There are several other strong performances: Kyle Chandler (“Friday Night Lights”) straddles the line between taskmaster and put-upon middle manager. James Gandolfini has such a presence as an unnamed CIA director that when Maya confronts him, it seems like career suicide. And Chris Pratt transforms his big puppy shtick from “Parks and Recreation” into the eagerness of a Navy SEAL. Many more familiar faces pop up. The film’s cameo count rivals that of “Lincoln.”
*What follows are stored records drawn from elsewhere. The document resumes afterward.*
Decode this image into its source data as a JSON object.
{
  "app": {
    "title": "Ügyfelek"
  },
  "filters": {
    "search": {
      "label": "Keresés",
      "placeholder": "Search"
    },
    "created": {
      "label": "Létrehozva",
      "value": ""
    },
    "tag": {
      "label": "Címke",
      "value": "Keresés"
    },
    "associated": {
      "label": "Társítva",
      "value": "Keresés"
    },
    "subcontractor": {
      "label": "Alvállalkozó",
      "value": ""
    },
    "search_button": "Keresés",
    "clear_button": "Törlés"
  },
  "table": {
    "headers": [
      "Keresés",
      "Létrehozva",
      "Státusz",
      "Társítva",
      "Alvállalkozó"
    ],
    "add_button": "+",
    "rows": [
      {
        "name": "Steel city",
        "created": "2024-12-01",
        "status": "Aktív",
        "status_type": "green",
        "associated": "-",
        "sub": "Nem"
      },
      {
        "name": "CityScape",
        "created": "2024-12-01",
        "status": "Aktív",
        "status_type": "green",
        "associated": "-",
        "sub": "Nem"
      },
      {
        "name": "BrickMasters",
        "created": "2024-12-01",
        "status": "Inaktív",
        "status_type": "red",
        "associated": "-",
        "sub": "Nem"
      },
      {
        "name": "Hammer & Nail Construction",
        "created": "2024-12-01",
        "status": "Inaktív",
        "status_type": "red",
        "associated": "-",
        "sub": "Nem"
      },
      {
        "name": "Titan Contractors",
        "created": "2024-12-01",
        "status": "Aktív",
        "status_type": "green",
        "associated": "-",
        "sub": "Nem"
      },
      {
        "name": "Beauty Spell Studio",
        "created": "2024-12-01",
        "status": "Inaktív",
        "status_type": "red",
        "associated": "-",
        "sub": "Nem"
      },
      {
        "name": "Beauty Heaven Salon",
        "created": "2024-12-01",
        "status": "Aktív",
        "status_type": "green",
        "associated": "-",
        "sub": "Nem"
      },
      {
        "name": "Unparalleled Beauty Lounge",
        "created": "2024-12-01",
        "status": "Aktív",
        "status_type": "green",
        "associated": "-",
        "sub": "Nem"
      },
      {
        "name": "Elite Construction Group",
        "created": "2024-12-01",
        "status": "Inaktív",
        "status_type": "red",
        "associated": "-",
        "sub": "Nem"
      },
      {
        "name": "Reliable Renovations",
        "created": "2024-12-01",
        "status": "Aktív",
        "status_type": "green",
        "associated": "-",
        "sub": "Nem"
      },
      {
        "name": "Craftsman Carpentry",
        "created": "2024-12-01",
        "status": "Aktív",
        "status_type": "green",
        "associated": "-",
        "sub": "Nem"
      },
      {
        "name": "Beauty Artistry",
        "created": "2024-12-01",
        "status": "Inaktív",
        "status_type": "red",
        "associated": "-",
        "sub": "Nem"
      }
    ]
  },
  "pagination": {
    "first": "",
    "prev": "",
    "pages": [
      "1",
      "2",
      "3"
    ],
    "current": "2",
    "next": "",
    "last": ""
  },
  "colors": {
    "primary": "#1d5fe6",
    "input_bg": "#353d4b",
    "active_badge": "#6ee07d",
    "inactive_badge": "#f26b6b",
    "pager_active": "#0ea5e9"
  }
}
“Zero Dark Thirty” occasionally feels like federal propaganda with art-house sensibilities and Oscar aspirations. But while the story of “Zero Dark Thirty” might not exactly be journalism, it brings home this truth: The success of the bin Laden mission — like many other battles in the war on terror — depended on many people whose names we’ll never know.THAT TITLE
Zero Dark Thirty refers to the time Navy SEALS set foot on the compound where Osama bin Laden was found and killed. “Zero dark” is midnight; “thirty” is 30 minutes after midnight: 12:30 a.m.What others are saying
• Christy LeMire, The Associated Press:
“Jessica Chastain’s powerfully controlled performance — a spectacular showcase for this versatile actress’s many talents and a long-overdue leading role — is emblematic of the film as a whole.”
• Manohla Dargis, The New York Times:
“A cool, outwardly nonpartisan intelligence procedural — a detective story of sorts — in which a mass murderer is tracked down by people who spend a lot of time staring into computer screens and occasionally working in the field.”
• Roger Moore, McClatchy-Tribune: “The film is a fascinating reconstruction of history. But it’s surprisingly unmoving, a clinical exercise that mimics the professionalism of those involved.”